The Graduate Diploma in Sports Medicine is designed for professionals across degree-qualified clinical health disciplines, throughout career stages and internationally. In doing so, it pitches to post-graduates striving to achieve best practice professionally and clinically in Sports Medicine; embracing community health through working with a range of abilities, from recreational athletes to the elite athlete across the lifespan, from adolescent to senior athletes. The program challenges and extends clinicians to anticipate, enhance and advance best practice internationally.

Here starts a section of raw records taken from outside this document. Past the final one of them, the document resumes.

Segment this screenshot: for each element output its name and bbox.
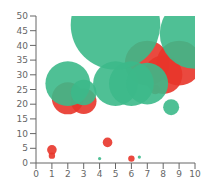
- svg-text:2: 2: [65, 169, 71, 179]
- svg-text:9: 9: [176, 169, 182, 179]
- svg-text:20: 20: [17, 99, 29, 109]
- svg-text:50: 50: [17, 11, 29, 21]
- svg-text:0: 0: [22, 158, 28, 168]
- svg-text:10: 10: [189, 169, 201, 179]
- svg-text:25: 25: [17, 85, 28, 95]
- svg-text:4: 4: [97, 169, 103, 179]
- svg-text:1: 1: [49, 169, 55, 179]
- svg-text:6: 6: [129, 169, 135, 179]
- svg-text:30: 30: [17, 70, 29, 80]
- svg-text:10: 10: [17, 129, 29, 139]
- svg-text:15: 15: [17, 114, 28, 124]
- svg-text:5: 5: [22, 143, 28, 153]
- svg-text:7: 7: [144, 169, 150, 179]
- svg-text:45: 45: [17, 26, 28, 36]
- svg-text:3: 3: [81, 169, 87, 179]
- svg-text:0: 0: [33, 169, 39, 179]
- svg-text:5: 5: [113, 169, 119, 179]
- svg-text:35: 35: [17, 55, 28, 65]
- svg-text:8: 8: [160, 169, 166, 179]
- svg-text:40: 40: [17, 41, 29, 51]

The curriculum is designed around three elements which will be covered explicitly within learning outcomes in each subject throughout the program: 1) Theory and Practice, 2) Evidence and Innovation and 3) Clinical Practice in Context. Linking theory, research and practice is emphasised, utilising scientific evidence to underpin clinical practice and decisions. The Graduate Diploma core subjects explore professional and clinical practice relating to sport, exercise and injury in areas including athlete physiology, biomechanics & performance; sports injury prevention, diagnosis & management and athlete case management. Alongside 6 core subjects, the course includes 2 selective subjects enabling students to scaffold their learning according to their interest areas and practice context. These subjects all require analysis, synthesis and creative problem solving within a range of practice contexts; extended knowledge and understanding, research principles and new innovations that are necessary to undertake sports medicine practice in different environments.